This repository contains the source code associated with the manuscript

Marchi, Laessig, Walczak, Mora: Antigenic waves of virus-immune co-evolution 2021

It allows reproduction of all figures of the manuscript from pre-processed numerical data and also provides the simulation code for transparency and review.

Figures reproduction code

Installation requirements

The visualization code uses Python 2.7+.

A number of standard scientific python packages are needed for the numerical simulations and visualizations.
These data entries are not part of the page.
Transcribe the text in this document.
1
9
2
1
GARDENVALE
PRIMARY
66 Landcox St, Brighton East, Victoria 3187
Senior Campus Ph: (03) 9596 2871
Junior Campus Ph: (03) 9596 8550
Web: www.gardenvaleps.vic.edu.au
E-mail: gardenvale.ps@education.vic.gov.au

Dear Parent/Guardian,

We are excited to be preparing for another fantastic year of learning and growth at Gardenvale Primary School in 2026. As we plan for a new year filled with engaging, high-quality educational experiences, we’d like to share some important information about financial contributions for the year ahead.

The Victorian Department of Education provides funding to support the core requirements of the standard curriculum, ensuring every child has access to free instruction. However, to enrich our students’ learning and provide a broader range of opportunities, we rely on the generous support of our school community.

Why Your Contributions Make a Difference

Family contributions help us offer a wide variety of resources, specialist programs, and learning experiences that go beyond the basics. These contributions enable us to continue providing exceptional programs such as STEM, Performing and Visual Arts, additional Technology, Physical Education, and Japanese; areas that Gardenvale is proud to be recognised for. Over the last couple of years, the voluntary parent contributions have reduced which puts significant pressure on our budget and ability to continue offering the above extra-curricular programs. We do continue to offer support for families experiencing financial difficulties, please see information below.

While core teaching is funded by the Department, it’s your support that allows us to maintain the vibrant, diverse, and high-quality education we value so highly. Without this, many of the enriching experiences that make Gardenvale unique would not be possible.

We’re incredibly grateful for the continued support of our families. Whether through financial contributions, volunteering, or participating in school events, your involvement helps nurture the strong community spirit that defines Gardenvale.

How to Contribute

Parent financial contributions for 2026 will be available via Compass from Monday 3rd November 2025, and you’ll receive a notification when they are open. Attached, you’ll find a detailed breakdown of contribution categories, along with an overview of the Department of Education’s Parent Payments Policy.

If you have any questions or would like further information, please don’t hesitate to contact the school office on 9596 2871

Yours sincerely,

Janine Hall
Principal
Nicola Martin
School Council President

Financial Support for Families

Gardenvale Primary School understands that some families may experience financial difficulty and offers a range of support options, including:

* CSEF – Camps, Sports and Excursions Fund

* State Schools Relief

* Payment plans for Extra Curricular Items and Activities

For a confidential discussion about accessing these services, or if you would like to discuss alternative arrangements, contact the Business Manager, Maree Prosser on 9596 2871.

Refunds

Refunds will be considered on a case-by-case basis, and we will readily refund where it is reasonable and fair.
An easy way to install all of these is to install a Python distribution such as Anaconda:

Files organization/running the code

All files necessary to reproduce the figures are in figs_paper_coarse_gr_clean in the required relative positions. The python scripts are in python_code, where lib contains some plotting cosmetics definitions, and plots contains the scripts to run to produce the figures in the corresponding folder. Pre-processed data for Figs 2,3 and 4 can be found in the subdirectories of fig2.

For some figures cosmetic changes were done in inkscape as a postprocessing step. In these cases the figures will not be reproduced precisely.

Simulation and pre-processing code

The simulation and analysis code uses a combination of C, C++, Bash and Python 2.7+.

The C++ code depends on the packages FFTW and NFFT that need to be installed on the local machine and properly compiled (see Makefile).

The code is posted here for transparency, it is not meant to be run on local machines as it is. It may not run across platforms as some synthax is Linux specific and is not necessarily POSIX compliant. Some snippets also rely on the specific folder structure on the machine. So if the reader wants to try and use this code they should be careful to change the code to reflect their OS and folder structure. It should also be noted that for some parameters choices simulations are computationally heavy both in time and memory requirements, and need to be run with the aid of a computing cluster.

Files organization

  • In bash_scripts_handlers_github there are three bash handlers as examples on how we: 1) sweeped through parameters (grid_parameters_slurm.sh), 2) ran the model C++ code handling extinctions and explosions and output directory structure (arrayjob_coarse_grained_slurm.sh), 3) performed analysis and plots on the model outputs (plot_all_slurm.sh ). These scripts are meant to be run on a computing cluster mounting a SLURM queuing engine.
  • In Cpp_code_github there is the core C++ code for the model divided in multiple .cpp and .h (header) files. The input file is an example of input parameters to be passed to the program. The code saves various output files to track the system evolution over time, and to benchmark convolution algorithms speed and approximation errors. The code handling fast convolution using non-homogeneous Fast Fourier Transforms was adapted from open source code documented on the NFFT webpage, the authors of the original code are properly cited in the manuscript.
  • In analysis there are the python scripts used to perform analysis on the output of the C++ program. plot_avg_dyn.py collects some average observables time series, the trace in Fig. 3A was generated by this script. viral_clustering.py clusters and tracks the viral lineages in antigenic space, the trace in Fig. 3B was generated by this script. persistence_length.py infers the persistence time of the lineage trajectories from the output of viral_clustering.py. rspeciations.py computes the number of lineage splits at varius distance thresholds from the output of viral_clustering.py. summary_features.py collects summary statistics reported in the manuscript.

LICENSE

Free use of the source code is granted under the terms of the GNU General Public License version 3 (GPLv3).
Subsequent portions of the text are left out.